Leistungsniveau soll auf 45 Prozent sinken

Die Pensionsleistungen in Deutschland fallen zudem, wie auch in Österreich, Jahr für Jahr weiter und sollen dort im Jahr 2029 auf ein Leistungsniveau von 45 Prozent vor Steuern absinken. Allerdings stellt die betriebliche Vorsorge in Deutschland eine gegenüber Österreich vergleichsweise starke zweite Säule der Pensionsfinanzierung dar. Dort kommen, aufgrund der vielen großen Betriebe, vergleichsweise viele in den Genuss einer betrieblichen Vorsorge. In Österreich dagegen, dominiert von Klein- und Mittelbetrieben, von denen sich nur wenige eine betriebliche Zusatzrente für ihre Mitarbeiter leisten können, ist diese Säule der Pensionsfinanzierung nur ein Minderheitenprogramm.
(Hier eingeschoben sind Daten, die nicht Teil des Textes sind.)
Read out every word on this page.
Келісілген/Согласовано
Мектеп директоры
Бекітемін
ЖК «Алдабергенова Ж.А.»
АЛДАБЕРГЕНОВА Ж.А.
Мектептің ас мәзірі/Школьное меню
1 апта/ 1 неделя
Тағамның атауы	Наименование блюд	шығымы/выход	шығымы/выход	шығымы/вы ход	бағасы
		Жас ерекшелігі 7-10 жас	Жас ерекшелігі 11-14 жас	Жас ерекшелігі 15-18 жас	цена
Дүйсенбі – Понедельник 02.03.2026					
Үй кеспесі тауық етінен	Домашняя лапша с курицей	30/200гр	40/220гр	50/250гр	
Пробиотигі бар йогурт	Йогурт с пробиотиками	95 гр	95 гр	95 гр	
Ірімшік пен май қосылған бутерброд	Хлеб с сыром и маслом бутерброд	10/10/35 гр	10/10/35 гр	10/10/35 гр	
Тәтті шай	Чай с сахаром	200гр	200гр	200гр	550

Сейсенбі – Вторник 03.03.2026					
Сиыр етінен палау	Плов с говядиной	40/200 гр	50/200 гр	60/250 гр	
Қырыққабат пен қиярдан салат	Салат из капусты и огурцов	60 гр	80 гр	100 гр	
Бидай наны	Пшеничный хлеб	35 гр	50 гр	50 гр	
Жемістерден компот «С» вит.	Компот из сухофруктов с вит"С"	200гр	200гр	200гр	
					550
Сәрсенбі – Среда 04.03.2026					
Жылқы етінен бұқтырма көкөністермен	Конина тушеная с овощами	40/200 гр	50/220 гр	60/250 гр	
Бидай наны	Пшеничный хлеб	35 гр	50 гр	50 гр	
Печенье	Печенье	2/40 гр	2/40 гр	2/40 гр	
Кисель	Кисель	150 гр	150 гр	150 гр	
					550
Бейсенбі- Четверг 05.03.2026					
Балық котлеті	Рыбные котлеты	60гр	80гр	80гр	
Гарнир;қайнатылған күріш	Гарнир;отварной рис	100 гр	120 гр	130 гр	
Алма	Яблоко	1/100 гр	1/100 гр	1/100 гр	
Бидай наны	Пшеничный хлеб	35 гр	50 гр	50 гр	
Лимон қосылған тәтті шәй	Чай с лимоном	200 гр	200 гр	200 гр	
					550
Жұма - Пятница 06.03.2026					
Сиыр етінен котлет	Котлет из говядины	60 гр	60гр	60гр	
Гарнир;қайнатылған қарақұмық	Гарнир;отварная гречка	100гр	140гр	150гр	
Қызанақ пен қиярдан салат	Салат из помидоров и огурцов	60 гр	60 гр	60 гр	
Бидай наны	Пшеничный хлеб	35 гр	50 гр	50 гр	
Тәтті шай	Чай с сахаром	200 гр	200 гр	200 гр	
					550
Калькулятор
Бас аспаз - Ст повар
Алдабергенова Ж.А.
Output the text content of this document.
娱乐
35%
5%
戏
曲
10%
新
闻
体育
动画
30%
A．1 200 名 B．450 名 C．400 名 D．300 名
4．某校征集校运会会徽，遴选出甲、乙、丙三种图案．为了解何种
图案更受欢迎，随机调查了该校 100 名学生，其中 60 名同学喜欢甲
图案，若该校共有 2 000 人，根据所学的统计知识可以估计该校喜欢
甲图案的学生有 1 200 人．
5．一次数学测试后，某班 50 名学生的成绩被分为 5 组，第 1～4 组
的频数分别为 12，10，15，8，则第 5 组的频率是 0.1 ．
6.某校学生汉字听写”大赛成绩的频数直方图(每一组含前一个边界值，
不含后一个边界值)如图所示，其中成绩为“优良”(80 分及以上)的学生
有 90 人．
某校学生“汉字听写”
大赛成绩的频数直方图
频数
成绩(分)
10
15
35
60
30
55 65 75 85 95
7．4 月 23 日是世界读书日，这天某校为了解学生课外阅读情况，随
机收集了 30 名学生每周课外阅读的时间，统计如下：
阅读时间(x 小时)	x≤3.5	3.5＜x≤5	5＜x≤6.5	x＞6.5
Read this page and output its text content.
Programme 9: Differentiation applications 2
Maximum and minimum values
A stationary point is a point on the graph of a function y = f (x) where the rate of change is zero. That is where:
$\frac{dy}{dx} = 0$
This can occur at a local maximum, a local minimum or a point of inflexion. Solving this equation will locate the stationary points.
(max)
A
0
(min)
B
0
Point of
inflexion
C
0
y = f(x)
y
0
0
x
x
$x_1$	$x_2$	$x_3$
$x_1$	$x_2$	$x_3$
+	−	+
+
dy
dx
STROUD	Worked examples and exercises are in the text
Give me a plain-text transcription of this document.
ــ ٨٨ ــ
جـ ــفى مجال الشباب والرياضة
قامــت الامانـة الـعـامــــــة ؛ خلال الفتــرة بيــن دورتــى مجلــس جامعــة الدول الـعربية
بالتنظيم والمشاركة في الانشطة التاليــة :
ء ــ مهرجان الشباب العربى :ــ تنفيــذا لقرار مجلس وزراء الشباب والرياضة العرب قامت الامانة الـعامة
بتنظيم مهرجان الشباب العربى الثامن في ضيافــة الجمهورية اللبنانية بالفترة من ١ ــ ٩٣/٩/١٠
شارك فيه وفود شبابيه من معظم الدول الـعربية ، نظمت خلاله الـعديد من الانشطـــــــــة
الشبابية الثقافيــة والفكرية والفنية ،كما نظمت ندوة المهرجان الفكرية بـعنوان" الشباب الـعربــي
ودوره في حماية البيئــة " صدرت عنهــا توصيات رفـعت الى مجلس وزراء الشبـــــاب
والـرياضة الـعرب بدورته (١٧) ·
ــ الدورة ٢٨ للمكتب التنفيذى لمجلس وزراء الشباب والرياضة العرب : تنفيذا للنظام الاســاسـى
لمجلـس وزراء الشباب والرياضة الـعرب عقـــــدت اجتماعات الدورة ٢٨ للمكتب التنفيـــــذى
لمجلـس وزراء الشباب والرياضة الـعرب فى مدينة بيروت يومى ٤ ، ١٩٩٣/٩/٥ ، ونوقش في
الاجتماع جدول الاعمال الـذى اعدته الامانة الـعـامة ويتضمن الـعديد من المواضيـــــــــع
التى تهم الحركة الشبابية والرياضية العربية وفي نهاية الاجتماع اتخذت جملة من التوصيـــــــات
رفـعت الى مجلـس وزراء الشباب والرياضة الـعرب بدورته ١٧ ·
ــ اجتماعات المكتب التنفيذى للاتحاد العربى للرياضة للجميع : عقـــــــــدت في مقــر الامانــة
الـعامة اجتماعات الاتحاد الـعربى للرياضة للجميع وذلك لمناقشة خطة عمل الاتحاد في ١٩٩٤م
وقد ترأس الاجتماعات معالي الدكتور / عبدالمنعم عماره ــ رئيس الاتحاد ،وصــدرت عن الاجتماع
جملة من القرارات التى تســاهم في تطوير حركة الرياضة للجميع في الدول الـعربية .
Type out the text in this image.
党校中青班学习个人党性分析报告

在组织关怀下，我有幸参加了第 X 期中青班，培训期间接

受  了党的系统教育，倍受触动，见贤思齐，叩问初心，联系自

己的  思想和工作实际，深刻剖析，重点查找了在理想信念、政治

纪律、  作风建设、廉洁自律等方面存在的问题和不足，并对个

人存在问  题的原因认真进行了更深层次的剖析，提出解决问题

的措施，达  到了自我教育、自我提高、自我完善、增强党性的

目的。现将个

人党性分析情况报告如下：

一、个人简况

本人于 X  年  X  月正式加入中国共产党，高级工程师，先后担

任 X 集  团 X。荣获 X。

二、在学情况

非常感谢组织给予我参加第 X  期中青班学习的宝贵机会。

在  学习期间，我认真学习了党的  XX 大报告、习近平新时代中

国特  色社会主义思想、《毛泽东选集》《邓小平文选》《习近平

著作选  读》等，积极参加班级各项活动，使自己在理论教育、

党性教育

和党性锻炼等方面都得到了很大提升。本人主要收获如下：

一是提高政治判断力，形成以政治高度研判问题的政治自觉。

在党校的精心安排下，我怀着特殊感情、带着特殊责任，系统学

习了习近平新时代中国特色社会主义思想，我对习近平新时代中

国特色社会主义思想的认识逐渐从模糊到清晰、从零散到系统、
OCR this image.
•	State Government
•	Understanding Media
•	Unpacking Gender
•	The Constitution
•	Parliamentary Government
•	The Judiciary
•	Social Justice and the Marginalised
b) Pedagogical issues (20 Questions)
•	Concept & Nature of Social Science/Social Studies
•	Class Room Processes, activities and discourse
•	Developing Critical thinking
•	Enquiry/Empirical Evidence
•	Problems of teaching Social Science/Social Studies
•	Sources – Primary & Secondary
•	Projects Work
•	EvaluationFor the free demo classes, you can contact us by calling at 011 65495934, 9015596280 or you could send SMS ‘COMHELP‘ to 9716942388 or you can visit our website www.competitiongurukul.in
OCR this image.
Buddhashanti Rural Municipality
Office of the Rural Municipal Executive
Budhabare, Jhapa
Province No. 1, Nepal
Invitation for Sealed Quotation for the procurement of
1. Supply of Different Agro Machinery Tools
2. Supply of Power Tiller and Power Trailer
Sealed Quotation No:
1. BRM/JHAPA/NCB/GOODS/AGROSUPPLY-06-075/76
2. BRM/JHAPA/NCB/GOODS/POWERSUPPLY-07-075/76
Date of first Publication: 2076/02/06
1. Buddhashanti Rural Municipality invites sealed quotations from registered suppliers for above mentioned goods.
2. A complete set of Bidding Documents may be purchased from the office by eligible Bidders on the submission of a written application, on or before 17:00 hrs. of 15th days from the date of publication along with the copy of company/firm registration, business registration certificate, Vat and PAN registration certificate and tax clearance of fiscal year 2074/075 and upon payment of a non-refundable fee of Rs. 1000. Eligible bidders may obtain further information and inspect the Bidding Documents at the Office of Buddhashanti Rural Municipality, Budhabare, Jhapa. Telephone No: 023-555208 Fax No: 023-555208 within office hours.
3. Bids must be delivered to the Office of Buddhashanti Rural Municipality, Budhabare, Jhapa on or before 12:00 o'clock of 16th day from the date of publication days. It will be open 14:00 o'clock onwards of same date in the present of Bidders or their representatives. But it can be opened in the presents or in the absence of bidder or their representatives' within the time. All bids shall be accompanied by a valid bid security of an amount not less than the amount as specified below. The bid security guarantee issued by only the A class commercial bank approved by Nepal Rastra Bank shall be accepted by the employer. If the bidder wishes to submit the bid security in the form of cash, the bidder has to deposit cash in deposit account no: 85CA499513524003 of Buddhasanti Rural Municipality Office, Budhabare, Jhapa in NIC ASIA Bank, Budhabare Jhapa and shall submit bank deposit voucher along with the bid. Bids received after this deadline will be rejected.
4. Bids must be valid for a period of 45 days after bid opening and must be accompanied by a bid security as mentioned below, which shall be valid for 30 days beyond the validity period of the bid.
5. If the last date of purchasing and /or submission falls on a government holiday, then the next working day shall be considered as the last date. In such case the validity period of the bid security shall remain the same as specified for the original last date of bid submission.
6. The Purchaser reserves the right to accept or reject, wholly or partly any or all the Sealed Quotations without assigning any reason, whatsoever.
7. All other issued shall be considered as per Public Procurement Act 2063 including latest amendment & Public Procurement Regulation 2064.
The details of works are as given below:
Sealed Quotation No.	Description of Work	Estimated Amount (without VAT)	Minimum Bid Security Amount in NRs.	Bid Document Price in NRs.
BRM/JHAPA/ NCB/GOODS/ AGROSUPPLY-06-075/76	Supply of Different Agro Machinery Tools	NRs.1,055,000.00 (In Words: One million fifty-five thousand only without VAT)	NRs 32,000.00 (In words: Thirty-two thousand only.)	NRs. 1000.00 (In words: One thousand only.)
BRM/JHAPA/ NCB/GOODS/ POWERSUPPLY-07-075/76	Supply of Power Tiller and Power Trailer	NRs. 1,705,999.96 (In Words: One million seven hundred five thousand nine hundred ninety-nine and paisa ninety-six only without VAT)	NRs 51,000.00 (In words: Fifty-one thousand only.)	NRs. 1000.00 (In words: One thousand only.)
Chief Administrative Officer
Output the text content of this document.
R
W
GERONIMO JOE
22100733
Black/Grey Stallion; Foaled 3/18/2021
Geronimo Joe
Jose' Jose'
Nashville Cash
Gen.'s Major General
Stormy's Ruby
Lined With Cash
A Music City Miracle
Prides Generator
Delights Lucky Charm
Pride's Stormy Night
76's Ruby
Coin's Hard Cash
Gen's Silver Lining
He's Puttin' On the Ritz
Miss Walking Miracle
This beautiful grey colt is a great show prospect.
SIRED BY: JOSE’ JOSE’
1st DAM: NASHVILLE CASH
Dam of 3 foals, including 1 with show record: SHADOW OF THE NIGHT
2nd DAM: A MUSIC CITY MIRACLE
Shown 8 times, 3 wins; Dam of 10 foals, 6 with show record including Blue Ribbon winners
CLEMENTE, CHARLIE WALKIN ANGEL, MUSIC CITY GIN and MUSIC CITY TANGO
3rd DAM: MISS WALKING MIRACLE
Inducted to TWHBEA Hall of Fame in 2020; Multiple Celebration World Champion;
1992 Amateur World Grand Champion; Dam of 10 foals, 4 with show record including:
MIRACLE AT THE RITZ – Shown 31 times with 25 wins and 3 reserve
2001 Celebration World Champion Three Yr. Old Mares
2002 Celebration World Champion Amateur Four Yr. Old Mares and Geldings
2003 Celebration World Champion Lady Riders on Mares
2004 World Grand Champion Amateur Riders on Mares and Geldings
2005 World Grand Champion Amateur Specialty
Zunehmende Gefahr der Altersarmut in Deutschland

Die geringe staatliche Auszahlungsquote in Deutschland liegt daran, dass Deutschland zur Jahrtausendwende seine Pensionsfinanzierung teilweise auf eine kapitalgedeckte betriebliche Vorsorge umgestiegen ist. Doch die großen Erwartungen, dass durch Investments in den Kapitalmarkt die so entstandene große Finanzierungslücke geschlossen wird, haben sich laut einer Analyse des deutschen Wirtschafts- und Sozialwissenschaftlichen Institut (WSI-Report) nicht erfüllt. "Es zeigen sich deutliche Sicherungslücken“, so Florian Blank, einer der Studienautoren.


In Deutschland wird eine deutlich steigende Zahl an Personen allein mit einer Pension aus der gesetzlichen Rentenversicherung kein Alterseinkommen über der Armutsgefährdungsgrenze mehr erreichen

, so die Prognose des Reports der deutschen Sozialwissenschaftler. Betroffen von Altersarmut sind in Deutschland, mehr als andere, Geringverdiener. Denn so die Studienautoren: „Das Vorhandensein einer zusätzlichen Altersversorgung ist umso wahrscheinlicher, je höher das Einkommen.“ Damit verschärft sich die finanziellen Differenzen in der Pension zusätzlich, da Geringverdiener durch die starke Senkung der staatlichen Pension aufgrund ihrer geringeren Berechnungsbasis ohnehin stark betroffen sind. „Es fehlt jenen mit geringem Einkommen nicht an Informationen über den Nutzen einer betrieblichen oder privaten Vorsorge, sondern an der Sparfähigkeit“, urteilt WSI-Autor-Blank. Arbeiten jene mit einem niedrigen Einkommen zudem in einem Klein- oder Mittelbetrieb, ist die Wahrscheinlichkeit hoch, dass der Betrieb wie in Österreich die Zusatzleistung einer betrieblichen Vorsorge nicht tragen kann.

Im Vergleich zu Deutschland zahlen Österreicher allerdings mit 22,8 Prozent auch einen höheren Beiträge für die Pension ein. Bei den Deutschen sind es 18,9 Prozent. Auch die demografische Situation ist hierzulande etwas günstiger: Der Altersquotient, der die Zahl der über 65-Jährigen mit jener der 20- bis 64-Jährigen vergleicht, liegt in Österreich bei 30,3 in Deutschland bei 35,3 Prozent.